Whilst much is now known about how babies develop in utero, the mechanism that keeps the uterus in a relaxed state until the time is right for a child to be born remains shrouded in mystery. Scientists have known for some time that progesterone is a key player, but exactly how it worked on the uterus was unclear. Now a new discovery, which could hold the key to new treatments for premature or delayed labour, has shed light on this important molecular clockwork.
Writing in PNAS, University of Texas Southwestern Medical Center scientist Nora Renthal and her colleagues have discovered that when uterine cells are exposed to progesterone they activate a gene called ZEB1. This switches off birth-triggering genes including the gene encoding the oxytocin receptor, another gene that encodes cyclooxygenase-2, an enzyme which makes contractility-boosting agents called prostaglandins, and a gene called CXN-43, which makes a protein that enables waves of contractions to travel through the uterine muscle.

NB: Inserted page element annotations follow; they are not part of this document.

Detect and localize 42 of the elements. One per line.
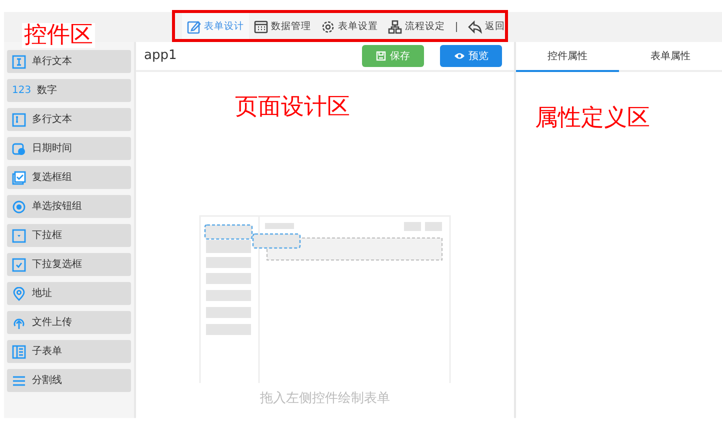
calendar-clock-icon (12, 142, 26, 156)
palette-item[interactable]: 下拉复选框 (7, 253, 131, 276)
annotation-label: 页面设计区 (233, 95, 352, 120)
empty-canvas-hint: 拖入左侧控件绘制表单 (260, 390, 390, 408)
preview-button[interactable]: 预览 (440, 45, 502, 67)
radio-icon (12, 200, 26, 214)
hierarchy-icon (388, 20, 402, 34)
divider-icon (12, 374, 26, 388)
properties-tab[interactable]: 控件属性 (516, 42, 619, 72)
palette-item[interactable]: 地址 (7, 282, 131, 305)
toolbar-tab[interactable]: 表单设置 (316, 12, 383, 42)
palette-item[interactable]: 文件上传 (7, 311, 131, 334)
palette-item[interactable]: 日期时间 (7, 137, 131, 160)
subform-icon (12, 344, 26, 358)
annotation-label: 属性定义区 (533, 106, 652, 131)
grid-icon (254, 20, 268, 34)
text-field-icon (12, 54, 26, 68)
palette-item[interactable]: 单选按钮组 (7, 195, 131, 218)
palette-item[interactable]: 子表单 (7, 340, 131, 363)
toolbar-tab[interactable]: 流程设定 (383, 12, 450, 42)
textarea-icon (12, 112, 26, 126)
checkbox-group-icon (12, 170, 26, 184)
number-icon: 123 (12, 86, 32, 96)
form-title: app1 (144, 47, 177, 66)
back-link[interactable]: 返回 (463, 12, 510, 42)
annotation-label: 控件区 (22, 23, 95, 48)
edit-icon (187, 20, 201, 34)
palette-item[interactable]: 单行文本 (7, 50, 131, 73)
back-arrow-icon (468, 20, 482, 34)
eye-icon (454, 52, 464, 60)
toolbar-tab[interactable]: 数据管理 (249, 12, 316, 42)
save-icon (376, 51, 386, 61)
dropdown-check-icon (12, 258, 26, 272)
dropdown-icon (12, 228, 26, 242)
palette-item[interactable]: 下拉框 (7, 224, 131, 247)
palette-item[interactable]: 多行文本 (7, 108, 131, 131)
palette-item[interactable]: 复选框组 (7, 166, 131, 189)
settings-icon (321, 20, 335, 34)
location-pin-icon (12, 286, 26, 300)
palette-item[interactable]: 123 数字 (7, 79, 131, 102)
palette-item[interactable]: 分割线 (7, 369, 131, 392)
properties-tab[interactable]: 表单属性 (619, 42, 722, 72)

Critically, ZEB1, they found, also shuts off the production of a family of short pieces of genetic material called micro RNA-200 (miR-200).
These micro RNAs themselves actually shut off the production of ZEB1 and a related gene with similar actions called ZEB2. This means that, when the time is right for birth signals between teh foetus and the mother trigger the release of inflammatory substances in the uterus; this blocks the progesterone signal, causing the ZEB1 levels to drop and in turn allows the levels of the miRNA-200 genes to rise. Increased miRNA-200 then strongly suppresses the action of ZEB1 and ZEB2. This then rapidly turns on the expression of the birth-related genes including the oxytocin receptor, which causes the uterus to contract, and the CXN-43 gene, which enables the uterine muscle cells to electrically wire themselves together, triggering contractions.
Unpicking these molecular mechanisms will inevitably lead to the identification of new therapeutic pathways that can be targeted for the treatment of labour-related problems, including preventing premature labour and progressing labour in women who may need to be induced.